Lorsque je parle, je réalise seulement une partie du potentiel signifié; le reste est oblitéré par la signification totale de la phrase, qui opère comme unité de parole. Mais le reste des virtualités sémantiques n’est pas annulé, il flotte autour des mots, comme une possibilité non complètement abolie; le contexte joue donc le rôle de filtre; lorsqu’une seule dimension du sens passe par un jeu d’affinités et de renforcements entre toutes les dimensions analogues des autres termes lexicaux, un effet de sens est créé, qui peut atteindre à l’univocité parfaite, comme dans les langues techniques; c’est ainsi que nous faisons des phrases univoques avec des mots multivoques grâce à cette action de tri ou de crible du contexte; mais il arrive que la phrase soit ainsi faite qu’elle ne réussisse pas à réduire à un usage monosémique le potentiel de sens, mais qu’elle maintienne ou même crée la concurrence entre plusieurs lieux de signification; par divers procédés, le discours peut réaliser l’ambiguïté qui apparaît ainsi comme la combinaison d’un fait de lexique: la polysémie, et d’un fait de contexte: la permission laissée à plusieurs valeurs distinctes ou même opposées du même nom de se réaliser dans la même séquence.

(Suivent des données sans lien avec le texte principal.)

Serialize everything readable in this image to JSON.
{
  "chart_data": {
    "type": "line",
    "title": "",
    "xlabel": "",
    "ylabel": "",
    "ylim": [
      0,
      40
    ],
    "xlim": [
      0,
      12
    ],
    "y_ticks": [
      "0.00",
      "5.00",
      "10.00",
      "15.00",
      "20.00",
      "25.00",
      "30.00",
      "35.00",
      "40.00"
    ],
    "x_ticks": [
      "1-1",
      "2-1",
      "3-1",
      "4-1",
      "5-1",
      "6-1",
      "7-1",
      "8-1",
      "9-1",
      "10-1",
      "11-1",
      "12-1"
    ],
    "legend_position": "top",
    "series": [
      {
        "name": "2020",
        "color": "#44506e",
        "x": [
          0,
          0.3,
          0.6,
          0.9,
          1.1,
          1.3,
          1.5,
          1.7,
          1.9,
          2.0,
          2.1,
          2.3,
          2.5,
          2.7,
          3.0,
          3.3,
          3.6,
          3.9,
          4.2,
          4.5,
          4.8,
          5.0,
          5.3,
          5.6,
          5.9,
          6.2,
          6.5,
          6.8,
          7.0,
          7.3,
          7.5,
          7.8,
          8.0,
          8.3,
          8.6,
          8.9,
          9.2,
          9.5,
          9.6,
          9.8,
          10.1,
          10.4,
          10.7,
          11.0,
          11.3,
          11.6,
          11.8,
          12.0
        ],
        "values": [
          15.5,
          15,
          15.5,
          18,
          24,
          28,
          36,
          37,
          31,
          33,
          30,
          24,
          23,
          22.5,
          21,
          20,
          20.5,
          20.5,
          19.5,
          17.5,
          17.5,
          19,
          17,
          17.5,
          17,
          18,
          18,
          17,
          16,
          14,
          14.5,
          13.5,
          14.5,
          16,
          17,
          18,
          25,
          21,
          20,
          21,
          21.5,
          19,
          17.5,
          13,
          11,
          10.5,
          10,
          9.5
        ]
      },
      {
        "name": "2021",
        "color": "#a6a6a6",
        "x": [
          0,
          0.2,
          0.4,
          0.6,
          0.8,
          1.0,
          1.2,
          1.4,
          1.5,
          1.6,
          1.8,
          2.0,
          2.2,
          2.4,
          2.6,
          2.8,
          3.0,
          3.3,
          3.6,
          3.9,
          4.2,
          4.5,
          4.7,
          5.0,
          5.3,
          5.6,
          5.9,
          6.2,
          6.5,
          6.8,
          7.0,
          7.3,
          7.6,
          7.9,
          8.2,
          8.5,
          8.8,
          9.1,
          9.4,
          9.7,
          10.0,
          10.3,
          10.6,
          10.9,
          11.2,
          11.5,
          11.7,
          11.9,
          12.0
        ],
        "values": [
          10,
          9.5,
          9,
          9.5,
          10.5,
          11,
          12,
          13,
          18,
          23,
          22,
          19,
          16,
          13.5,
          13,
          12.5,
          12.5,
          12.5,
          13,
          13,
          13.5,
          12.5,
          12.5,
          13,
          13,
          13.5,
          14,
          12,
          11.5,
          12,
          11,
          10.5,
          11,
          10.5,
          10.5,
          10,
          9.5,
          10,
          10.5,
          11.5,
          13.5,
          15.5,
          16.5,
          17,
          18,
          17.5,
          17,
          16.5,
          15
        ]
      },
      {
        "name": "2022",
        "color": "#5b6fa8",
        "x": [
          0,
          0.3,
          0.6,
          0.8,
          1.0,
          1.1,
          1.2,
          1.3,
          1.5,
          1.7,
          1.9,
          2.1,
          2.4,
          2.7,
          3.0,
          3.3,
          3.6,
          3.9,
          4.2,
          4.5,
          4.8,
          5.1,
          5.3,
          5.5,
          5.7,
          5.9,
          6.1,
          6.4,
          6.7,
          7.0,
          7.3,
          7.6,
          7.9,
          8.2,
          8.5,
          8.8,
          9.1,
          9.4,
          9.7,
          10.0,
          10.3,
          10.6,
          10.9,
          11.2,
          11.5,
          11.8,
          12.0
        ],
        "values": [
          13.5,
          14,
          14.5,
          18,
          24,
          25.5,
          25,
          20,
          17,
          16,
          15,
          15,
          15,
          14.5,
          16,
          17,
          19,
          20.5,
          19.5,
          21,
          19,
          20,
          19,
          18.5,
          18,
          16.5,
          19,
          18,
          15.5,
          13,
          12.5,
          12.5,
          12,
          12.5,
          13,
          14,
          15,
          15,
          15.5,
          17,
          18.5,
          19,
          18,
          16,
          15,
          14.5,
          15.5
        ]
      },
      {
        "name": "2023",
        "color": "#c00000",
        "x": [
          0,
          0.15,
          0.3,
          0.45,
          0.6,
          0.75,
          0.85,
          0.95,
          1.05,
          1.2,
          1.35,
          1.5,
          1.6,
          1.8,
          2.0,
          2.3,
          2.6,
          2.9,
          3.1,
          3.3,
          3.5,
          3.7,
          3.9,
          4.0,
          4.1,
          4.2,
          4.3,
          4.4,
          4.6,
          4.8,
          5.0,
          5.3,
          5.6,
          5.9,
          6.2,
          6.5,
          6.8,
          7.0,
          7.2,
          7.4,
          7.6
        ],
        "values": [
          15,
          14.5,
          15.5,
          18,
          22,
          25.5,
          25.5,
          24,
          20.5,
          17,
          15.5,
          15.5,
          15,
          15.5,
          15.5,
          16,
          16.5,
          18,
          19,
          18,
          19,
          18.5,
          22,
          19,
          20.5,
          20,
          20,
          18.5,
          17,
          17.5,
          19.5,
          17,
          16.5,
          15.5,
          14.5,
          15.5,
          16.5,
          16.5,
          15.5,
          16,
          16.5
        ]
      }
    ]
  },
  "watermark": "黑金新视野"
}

Paul Ricœur, Le problème du double-sens (in Le conflit des interprétations)
Voilà ce que j’aime dans la langue: la polysémie. Cela fait longtemps que je frôle Ricœur à l’université, surtout dans mes cours de linguistique française. J’ai la chance de l’approcher d’un peu plus près pour mes derniers examens de philo – alors je vous en fais un peu profiter.